Héberger 54 délégations dont pour certaines, la taille peut aller au-delà de 400 personnes, à l’instar du Kenya, de l’Afrique du Sud, de l’Ethiopie… n’était pas du tout évident. L’Etat a, peut-être, estimé que ce serait très lourd, vue la proximité des deux évènements. Toutefois, quand on voit comment est-ce que l’économie du pays a tourné avec la CAN de football, nous nous disons que c’aurait été une bonne chose que d’organiser ces 22èmes Championnats d’Afrique d’athlétisme des seniors dames et messieurs.
Le Cameroun va-t-il candidater pour l’organisation des Championnats d’Afrique d’athlétisme seniors de 2024 ?
Oui, c’est ce que la Confédération africaine d’Athlétisme nous a proposé. Mettant en avant le fait que le Cameroun dispose des infrastructures de qualité. Nous n’aurions pas besoin d’aller, pour cela, d’aller à Olembé ou à Japoma. Bependa suffit. L’infrastructure possède le matériel ainsi que toutes les commodités nécessaires pour pouvoir organiser les Championnats d’Afrique. Pour la CAA, le Cameroun avait à choisir entre les Championnats d’Afrique des seniors ou les Championnats Juniors.
Le pays organisera cependant les championnats juniors d’Afrique centrale…
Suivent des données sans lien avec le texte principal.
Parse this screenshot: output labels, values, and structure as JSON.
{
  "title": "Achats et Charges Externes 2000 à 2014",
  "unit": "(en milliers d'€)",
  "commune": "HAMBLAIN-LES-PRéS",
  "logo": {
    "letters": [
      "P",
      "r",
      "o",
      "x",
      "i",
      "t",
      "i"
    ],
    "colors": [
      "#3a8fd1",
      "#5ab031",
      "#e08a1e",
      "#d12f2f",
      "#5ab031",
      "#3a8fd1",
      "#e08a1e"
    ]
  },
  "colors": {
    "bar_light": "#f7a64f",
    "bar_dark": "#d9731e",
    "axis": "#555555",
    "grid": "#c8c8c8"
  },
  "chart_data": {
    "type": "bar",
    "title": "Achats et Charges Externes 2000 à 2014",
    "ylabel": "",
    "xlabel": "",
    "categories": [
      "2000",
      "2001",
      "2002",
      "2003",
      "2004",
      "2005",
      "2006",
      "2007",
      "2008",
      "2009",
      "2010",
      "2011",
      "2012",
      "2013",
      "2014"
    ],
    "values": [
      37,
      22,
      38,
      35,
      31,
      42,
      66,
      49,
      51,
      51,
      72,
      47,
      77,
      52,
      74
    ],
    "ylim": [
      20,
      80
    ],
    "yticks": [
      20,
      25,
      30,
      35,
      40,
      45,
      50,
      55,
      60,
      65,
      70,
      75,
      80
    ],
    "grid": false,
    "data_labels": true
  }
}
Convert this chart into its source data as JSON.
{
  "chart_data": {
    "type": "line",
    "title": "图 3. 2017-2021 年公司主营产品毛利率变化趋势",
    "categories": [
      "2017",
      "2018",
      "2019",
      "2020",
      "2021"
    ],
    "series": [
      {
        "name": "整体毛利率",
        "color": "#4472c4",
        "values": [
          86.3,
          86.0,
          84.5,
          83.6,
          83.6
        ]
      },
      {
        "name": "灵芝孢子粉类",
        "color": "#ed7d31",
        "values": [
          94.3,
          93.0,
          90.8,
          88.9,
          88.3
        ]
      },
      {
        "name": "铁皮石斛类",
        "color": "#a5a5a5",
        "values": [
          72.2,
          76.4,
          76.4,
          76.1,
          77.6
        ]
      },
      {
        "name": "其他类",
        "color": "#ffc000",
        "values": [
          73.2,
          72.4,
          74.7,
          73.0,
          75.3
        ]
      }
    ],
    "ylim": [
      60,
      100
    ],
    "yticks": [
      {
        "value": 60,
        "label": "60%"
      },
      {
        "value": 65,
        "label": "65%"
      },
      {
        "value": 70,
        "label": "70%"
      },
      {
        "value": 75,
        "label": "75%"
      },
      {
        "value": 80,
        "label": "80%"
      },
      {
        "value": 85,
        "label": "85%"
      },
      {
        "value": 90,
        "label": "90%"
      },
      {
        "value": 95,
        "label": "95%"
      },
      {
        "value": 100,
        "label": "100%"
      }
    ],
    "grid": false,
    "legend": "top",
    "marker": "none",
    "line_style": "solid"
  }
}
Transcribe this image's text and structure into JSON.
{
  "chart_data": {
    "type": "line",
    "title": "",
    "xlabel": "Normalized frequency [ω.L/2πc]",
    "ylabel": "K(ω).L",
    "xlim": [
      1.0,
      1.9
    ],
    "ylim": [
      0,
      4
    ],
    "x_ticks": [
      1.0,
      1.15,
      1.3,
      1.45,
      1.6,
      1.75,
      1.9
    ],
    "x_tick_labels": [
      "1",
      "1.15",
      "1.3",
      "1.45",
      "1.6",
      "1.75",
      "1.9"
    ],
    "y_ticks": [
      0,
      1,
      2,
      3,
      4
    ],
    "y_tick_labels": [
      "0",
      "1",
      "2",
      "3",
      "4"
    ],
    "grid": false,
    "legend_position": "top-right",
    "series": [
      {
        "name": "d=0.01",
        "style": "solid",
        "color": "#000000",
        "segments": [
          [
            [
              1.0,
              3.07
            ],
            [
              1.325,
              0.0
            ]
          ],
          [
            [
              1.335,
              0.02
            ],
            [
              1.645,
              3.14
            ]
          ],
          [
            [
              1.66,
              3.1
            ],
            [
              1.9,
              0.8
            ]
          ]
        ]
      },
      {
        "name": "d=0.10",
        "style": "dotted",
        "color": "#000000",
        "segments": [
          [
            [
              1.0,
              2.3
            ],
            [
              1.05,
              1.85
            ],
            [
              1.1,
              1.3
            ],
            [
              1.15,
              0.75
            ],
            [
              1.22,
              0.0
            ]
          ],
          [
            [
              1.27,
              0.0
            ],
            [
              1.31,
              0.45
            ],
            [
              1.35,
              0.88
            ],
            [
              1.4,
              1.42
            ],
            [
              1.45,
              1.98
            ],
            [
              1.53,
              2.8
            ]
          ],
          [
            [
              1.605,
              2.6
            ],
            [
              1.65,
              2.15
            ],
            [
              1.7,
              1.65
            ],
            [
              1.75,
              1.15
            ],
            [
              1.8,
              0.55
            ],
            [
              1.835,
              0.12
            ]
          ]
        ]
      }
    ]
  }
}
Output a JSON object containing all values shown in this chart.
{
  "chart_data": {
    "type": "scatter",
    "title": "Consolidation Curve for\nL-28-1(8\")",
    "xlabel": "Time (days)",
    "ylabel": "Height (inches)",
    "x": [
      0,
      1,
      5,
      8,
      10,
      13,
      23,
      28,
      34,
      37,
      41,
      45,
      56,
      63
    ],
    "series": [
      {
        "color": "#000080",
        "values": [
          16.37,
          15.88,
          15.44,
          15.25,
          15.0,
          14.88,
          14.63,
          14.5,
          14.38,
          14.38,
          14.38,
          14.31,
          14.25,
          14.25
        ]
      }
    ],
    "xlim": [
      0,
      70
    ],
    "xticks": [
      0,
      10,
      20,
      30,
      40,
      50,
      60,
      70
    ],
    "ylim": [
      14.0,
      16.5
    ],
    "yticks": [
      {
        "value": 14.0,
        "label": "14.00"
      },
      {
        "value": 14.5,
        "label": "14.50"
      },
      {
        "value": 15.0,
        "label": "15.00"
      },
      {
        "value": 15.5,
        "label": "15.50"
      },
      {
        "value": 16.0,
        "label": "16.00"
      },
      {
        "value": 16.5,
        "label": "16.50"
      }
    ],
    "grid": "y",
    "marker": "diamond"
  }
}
[…sourire] L’organisation de cette compétition nous a été confiée aux forceps. Et cela s’est passé à un mois de la compétition alors prévue à Kinshasa (RD Congo). Le Cameroun a été appelé en sapeur-pompier. Fort des magnifiques infrastructures dont dispose le pays et de l’expertise que nous avons, le Cameroun a accepté accueillir cette compétition.